Is it also applicable in all circumstances for a spherical interface separating two optical media, sir?
Like this:
Medium 1 . . . . . . . . ( . . . . . . . . Medium 2
John Rennie
John Rennie
Yes
moved
Guru Vishnu
Guru Vishnu
Feb 29, 2020 09:50
DCP-14-442-17
Two refracting media are separated by a spherical interface as shown in the figure:
$\mu_2$ . . . . . . . . ( . . . . . . . . $\mu_1$
(a) If $\mu_2>\mu_1$, then there cannot be a real image of real object
(b) If $\mu_2>\mu_1$, then there cannot be a real image of virtual object
(c) If $\mu_1>\mu_2$, then there cannot be a virtual image of virtual object
(d) If $\mu_1>\mu_2$, then there cannot be a real image of real object
My approach:
Using the lens maker's formula, I determined the possible signs the image distance $v$ can take for a particular sign of the object distance $u
@JohnRennie: Hi sir. If you're free, could you please reply to the message above? Thank you.
John Rennie
John Rennie
The way I remember how to handle a curved interface is that it's like a plano lens.

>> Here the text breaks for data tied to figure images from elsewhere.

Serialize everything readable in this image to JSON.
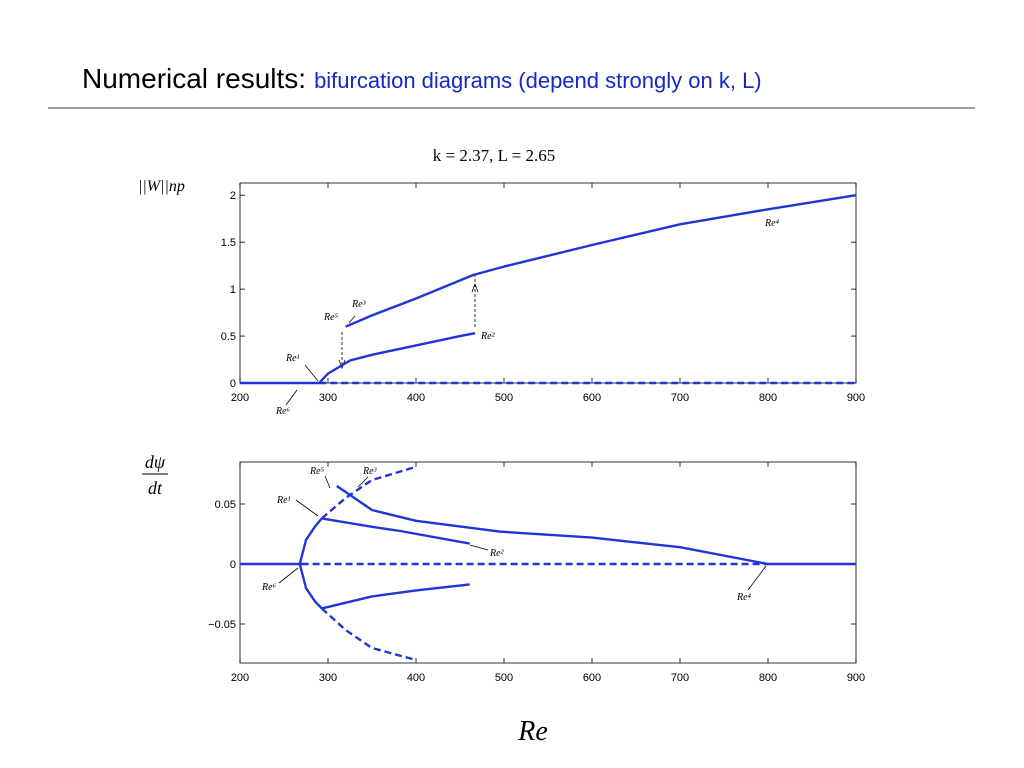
{
  "header": {
    "title": "Numerical results:",
    "title_detail": "bifurcation diagrams (depend strongly on k, L)",
    "subtitle": "k = 2.37, L = 2.65"
  },
  "chart_data": [
    {
      "type": "line",
      "ylabel": "||W||np",
      "xlim": [
        200,
        900
      ],
      "ylim": [
        0,
        2.13
      ],
      "xticks": [
        200,
        300,
        400,
        500,
        600,
        700,
        800,
        900
      ],
      "yticks": [
        0,
        0.5,
        1,
        1.5,
        2
      ],
      "annotations": [
        "Re⁴",
        "Re³",
        "Re⁵",
        "Re¹",
        "Re²",
        "Re⁶"
      ],
      "series": [
        {
          "color": "#1f35d8",
          "style": "solid",
          "x": [
            200,
            290
          ],
          "values": [
            0,
            0
          ]
        },
        {
          "color": "#1f35d8",
          "style": "dashed",
          "x": [
            290,
            900
          ],
          "values": [
            0,
            0
          ]
        },
        {
          "color": "#1f35d8",
          "style": "solid",
          "x": [
            290,
            300,
            325,
            350,
            400,
            450,
            467
          ],
          "values": [
            0,
            0.1,
            0.24,
            0.3,
            0.4,
            0.5,
            0.53
          ]
        },
        {
          "color": "#1f35d8",
          "style": "solid",
          "x": [
            320,
            350,
            400,
            465,
            500,
            600,
            700,
            800,
            900
          ],
          "values": [
            0.6,
            0.72,
            0.9,
            1.15,
            1.24,
            1.47,
            1.69,
            1.85,
            2.0
          ]
        }
      ]
    },
    {
      "type": "line",
      "ylabel": {
        "numerator": "dψ",
        "denominator": "dt"
      },
      "xlabel": "Re",
      "xlim": [
        200,
        900
      ],
      "ylim": [
        -0.0825,
        0.085
      ],
      "xticks": [
        200,
        300,
        400,
        500,
        600,
        700,
        800,
        900
      ],
      "yticks": [
        {
          "value": -0.05,
          "label": "−0.05"
        },
        0,
        0.05
      ],
      "annotations": [
        "Re⁵",
        "Re³",
        "Re¹",
        "Re²",
        "Re⁶",
        "Re⁴"
      ],
      "series": [
        {
          "color": "#1f35d8",
          "style": "solid",
          "x": [
            200,
            270
          ],
          "values": [
            0,
            0
          ]
        },
        {
          "color": "#1f35d8",
          "style": "dashed",
          "x": [
            270,
            800
          ],
          "values": [
            0,
            0
          ]
        },
        {
          "color": "#1f35d8",
          "style": "solid",
          "x": [
            800,
            900
          ],
          "values": [
            0,
            0
          ]
        },
        {
          "color": "#1f35d8",
          "style": "solid",
          "x": [
            268,
            275,
            285,
            293
          ],
          "values": [
            0,
            0.02,
            0.031,
            0.038
          ]
        },
        {
          "color": "#1f35d8",
          "style": "solid",
          "x": [
            268,
            275,
            285,
            293
          ],
          "values": [
            0,
            -0.02,
            -0.031,
            -0.037
          ]
        },
        {
          "color": "#1f35d8",
          "style": "dashed",
          "x": [
            293,
            320,
            350,
            400
          ],
          "values": [
            0.038,
            0.055,
            0.07,
            0.081
          ]
        },
        {
          "color": "#1f35d8",
          "style": "dashed",
          "x": [
            293,
            320,
            350,
            400
          ],
          "values": [
            -0.037,
            -0.055,
            -0.07,
            -0.08
          ]
        },
        {
          "color": "#1f35d8",
          "style": "solid",
          "x": [
            293,
            350,
            382,
            461
          ],
          "values": [
            0.038,
            0.031,
            0.0275,
            0.017
          ]
        },
        {
          "color": "#1f35d8",
          "style": "solid",
          "x": [
            293,
            350,
            400,
            461
          ],
          "values": [
            -0.037,
            -0.027,
            -0.022,
            -0.017
          ]
        },
        {
          "color": "#1f35d8",
          "style": "solid",
          "x": [
            310,
            320,
            350,
            400,
            495,
            600,
            700,
            800
          ],
          "values": [
            0.065,
            0.06,
            0.045,
            0.036,
            0.027,
            0.022,
            0.014,
            0
          ]
        }
      ]
    }
  ]
}
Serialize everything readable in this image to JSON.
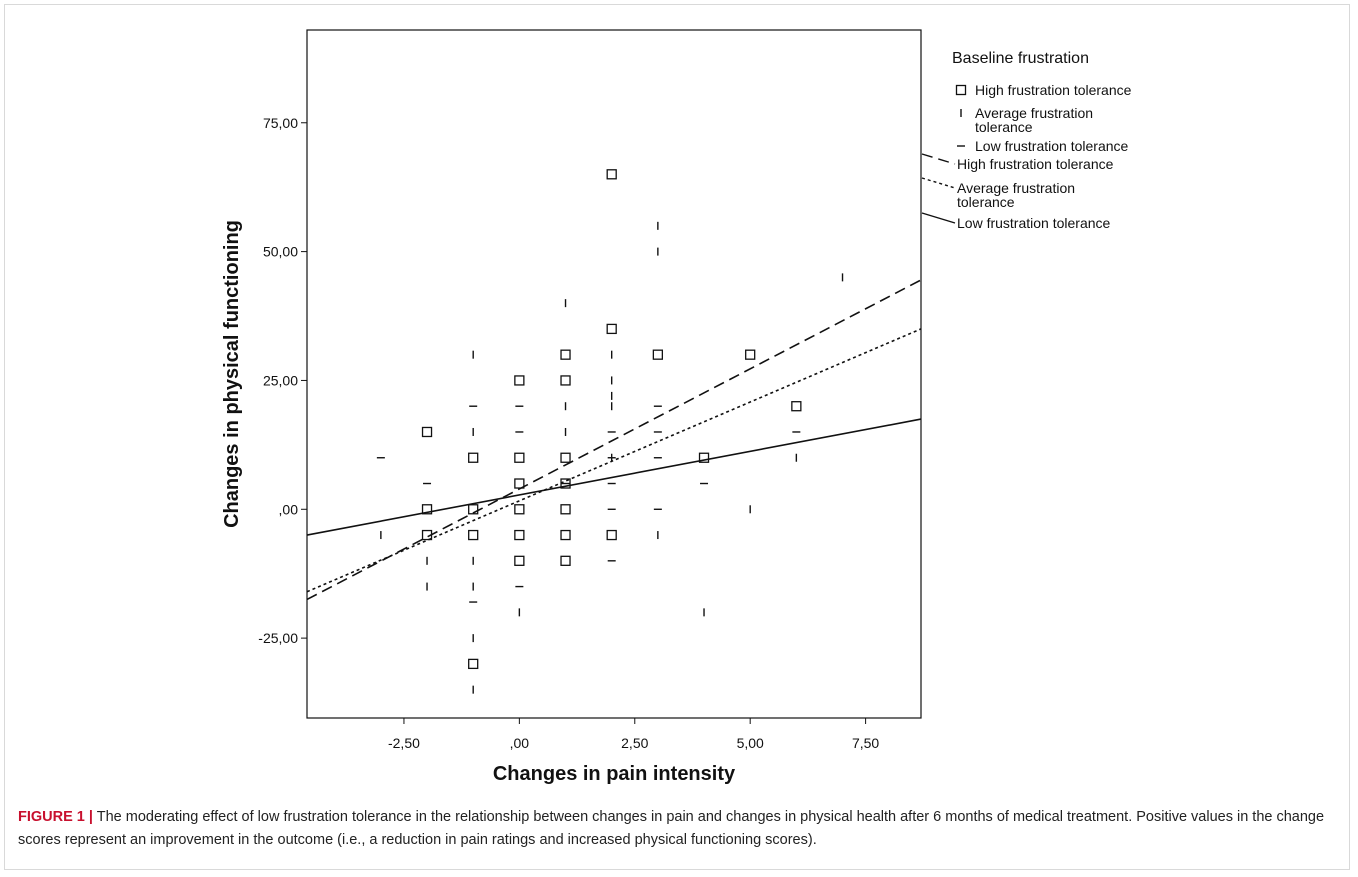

So in this case you effectively have a planoconvex lens.
Guru Vishnu
Guru Vishnu
Ok sir. For calculation purposes, I think it's safe to assume a planoconvex lens as a simple biconvex lens. Is this permitted sir?
John Rennie
John Rennie
I'm not sure that makes it any easier ...
Guru Vishnu
Guru Vishnu
As for both planoconvex and bi-convex lens, the focal length for both sides remains the same. We're just neglecting spherical aberration.
John Rennie
John Rennie
Let me draw a quick diagram:
user image
Guru Vishnu
Guru Vishnu
Feb 29, 2020 10:03
Ok sir. For virtual object the object distance is positive. And also the image distance is positive as the focal length is positive.
John Rennie
John Rennie
@GuruVishnu OK there's my diagram.
The focal length of the lens is going to be:
Guru Vishnu
Guru Vishnu
@JohnRennie One small issue: I think $R_2=\infty$
John Rennie
John Rennie
$$ \frac{1}{f} = \left(\frac{n_1}{n_2} - 1\right) \frac{1}{R_1} $$
Guru Vishnu
Guru Vishnu
@JohnRennie Yes sir.
John Rennie
John Rennie
@GuruVishnu oops yes.
In (a) $n_2 > n_1$ so $f < 0$ i.e. it is a diverging lens. And for a real object a diverging lens always produces a virtual object. So (a) is true.
Guru Vishnu
Guru Vishnu
Feb 29, 2020 10:06
@JohnRennie Yes sir. No problem with (a). The (c) is the one giving me some trouble.
John Rennie
John Rennie
OK. In (c) $n_1 > n_2$ so it is a converging lens.
Guru Vishnu
Guru Vishnu
@JohnRennie Ok sir.
John Rennie
John Rennie
The lens equation is:
$$ \frac{1}{v} = \frac{1}{f} + \frac{1}{u} $$
Guru Vishnu
Guru Vishnu
For both $f$ and $u$ is positive, $v$ is always positive.
Then how can a virtual image be impossible?
It's always the possibility.
John Rennie
John Rennie
For a virtual image $v < 0$ and for a virtual object $u > 0$, and we know $f > 0$.
So let's write our equation with these signs:
$$ \frac{-1}{|v|} = \frac{+1}{|f|} + \frac{+1}{|u|} $$
OK so far?
Guru Vishnu
Guru Vishnu
Feb 29, 2020 10:10
@JohnRennie Completely understood my fault. I considered +ve sign for virtual image instead of negative sign. Thank you very much sir :-)
John Rennie
John Rennie
:-)
 
Conversation ended Feb 29, 2020 at 10:10.